Tobias Endler im Gespräch mit Henning Hübert | 03.11.2017
    Die "Green Card" erlaubt den Aufenthalt und das Arbeiten in den USA.
    Die "Green Card" erlaubt den Aufenthalt und das Arbeiten in den USA (imago)
    Henning Hübert: Nach der Terrorfahrt von Manhattan an Halloween mit acht Toten, die ein Usbeke begangen hat, ist sie wieder mit Macht da, die Debatte über die Zuwanderungsregeln, die sich die Vereinigten Staaten geben. Denn der Attentäter lebte in den USA mit einer Green Card, so wie etwa vier Prozent der Bevölkerung. Präsident Trump will jetzt das Aus für die Verlosung von Green Cards, einem Weg, an diese dauerhafte Aufenthaltsgenehmigung zu kommen. Im Sommer hatte er schon mal die Green Card im Visier, mit dem Ziel, die Einwanderung in die USA innerhalb von zehn Jahren zu halbieren. Die Frage an den Politologen Tobias Endler vom Heidelberg Center for American Studies: Warum und seit wann gibt es überhaupt diese Green-Card-Vergabe auch als Lotterie?
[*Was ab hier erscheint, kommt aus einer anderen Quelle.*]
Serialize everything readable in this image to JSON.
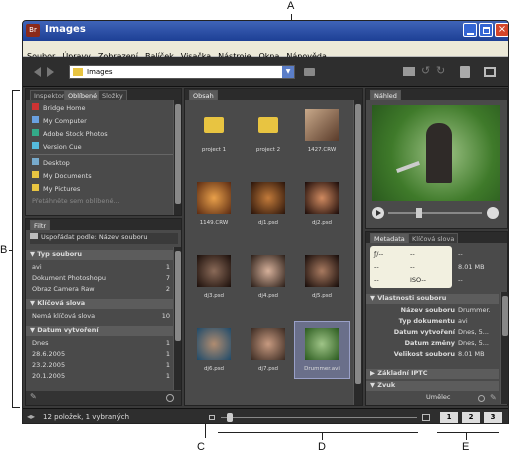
{
  "callouts": {
    "a": "A",
    "b": "B",
    "c": "C",
    "d": "D",
    "e": "E"
  },
  "window": {
    "app_badge": "Br",
    "title": "Images"
  },
  "menu": [
    "Soubor",
    "Úpravy",
    "Zobrazení",
    "Balíček",
    "Visačka",
    "Nástroje",
    "Okna",
    "Nápověda"
  ],
  "toolbar": {
    "path": "Images"
  },
  "left_top": {
    "tabs": [
      "Inspektor",
      "Oblíbené",
      "Složky"
    ],
    "items": [
      "Bridge Home",
      "My Computer",
      "Adobe Stock Photos",
      "Version Cue",
      "Desktop",
      "My Documents",
      "My Pictures"
    ],
    "hint": "Přetáhněte sem oblíbené..."
  },
  "filter": {
    "tab": "Filtr",
    "sort": "Uspořádat podle: Název souboru",
    "groups": [
      {
        "title": "Typ souboru",
        "rows": [
          {
            "l": "avi",
            "c": "1"
          },
          {
            "l": "Dokument Photoshopu",
            "c": "7"
          },
          {
            "l": "Obraz Camera Raw",
            "c": "2"
          }
        ]
      },
      {
        "title": "Klíčová slova",
        "rows": [
          {
            "l": "Nemá klíčová slova",
            "c": "10"
          }
        ]
      },
      {
        "title": "Datum vytvoření",
        "rows": [
          {
            "l": "Dnes",
            "c": "1"
          },
          {
            "l": "28.6.2005",
            "c": "1"
          },
          {
            "l": "23.2.2005",
            "c": "1"
          },
          {
            "l": "20.1.2005",
            "c": "1"
          }
        ]
      }
    ]
  },
  "content": {
    "tab": "Obsah",
    "items": [
      "project 1",
      "project 2",
      "1427.CRW",
      "1149.CRW",
      "dj1.psd",
      "dj2.psd",
      "dj3.psd",
      "dj4.psd",
      "dj5.psd",
      "dj6.psd",
      "dj7.psd",
      "Drummer.avi"
    ]
  },
  "preview": {
    "tab": "Náhled"
  },
  "metadata": {
    "tabs": [
      "Metadata",
      "Klíčová slova"
    ],
    "box": {
      "r1a": "ƒ/--",
      "r1b": "--",
      "r2a": "--",
      "r2b": "--",
      "r3a": "--",
      "r3b": "ISO--",
      "s1": "--",
      "s2": "8.01 MB",
      "s3": "--"
    },
    "section": "Vlastnosti souboru",
    "props": [
      {
        "k": "Název souboru",
        "v": "Drummer."
      },
      {
        "k": "Typ dokumentu",
        "v": "avi"
      },
      {
        "k": "Datum vytvoření",
        "v": "Dnes, 5..."
      },
      {
        "k": "Datum změny",
        "v": "Dnes, 5..."
      },
      {
        "k": "Velikost souboru",
        "v": "8.01 MB"
      }
    ],
    "sec2": "Základní IPTC",
    "sec3": "Zvuk",
    "sub": "Umělec"
  },
  "status": {
    "text": "12 položek, 1 vybraných",
    "views": [
      "1",
      "2",
      "3"
    ]
  }
}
    Tobias Endler: Das ist noch gar nicht so lange her. Das Ganze wurde im Jahr 1990 als Teil eines größeren Projekts, des sogenannten Immigration Acts von George Herbert Walker Bush, also Bush dem Älteren ins Spiel gebracht. Da ist schon die erste Reibung, denn Trump hat ja öffentlichkeits-, medienwirksam behauptet, das hätten die Demokraten sich zu Schulden kommen lassen, als er versucht hat, den jüngsten Anschlag dieses Täters, der so in die USA gekommen ist, zu politisieren. Das heißt, die Idee der Green Card in Form einer Verlosung ist noch gar nicht so alt. Dahinter steckt eine knallharte Kosten-Nutzen-Analyse. Das Ganze klingt ja zunächst spielerisch: Ich gewinne wie beim Lotto einen permanenten Aufenthaltsstatus für die USA. Tatsächlich steckt dahinter ein sogenanntes Diversity-Immigrant-Programm des US-Außenministeriums und damit versucht das Ministerium zu steuern, welche Zuwanderung aus welchen Ländern geschieht, weil die USA nur die haben wollen, die sie für sich am besten und auch am nutzvollsten erachten.
    Voraussetzungen für den Lostopf
    Hübert: Und in welchem Umfang wird gelost?
    Endler: Das Geburtsland muss passen. Es gibt eine ständig sich verändernde Liste von Ländern, die von diesem Losprozess ausgeschlossen sind. Das ändert sich von Jahr zu Jahr und hängt damit zusammen, wie viele Menschen aus diesen Ländern ohnehin einwandern. Mexiko, China, Indien sind quasi dauerhaft gesperrt. Das sind die drei Länder, aus denen die meisten Menschen in die USA einreisen. Großbritannien ist aktuell auf dieser Liste. Das heißt, diese Länder sind von vornherein ausgeschlossen. Und Sie müssen einen Bildungsabschluss mitbringen, der dem Level einer amerikanischen High-School entspricht, oder eine gewisse Berufserfahrung mitbringen. Das sind die Voraussetzungen und dann kommen Sie in den Lostopf.
    Das Versprechen einer Chance, aber nicht für alle
    Hübert: Schon in der Unabhängigkeitserklärung ist es ja fixiert: Jeder darf in den USA nach allem streben, aber mit Fleiß und mit harter Arbeit. Aber nicht durch Losglück? Ist das das, worauf Trump da rekurriert?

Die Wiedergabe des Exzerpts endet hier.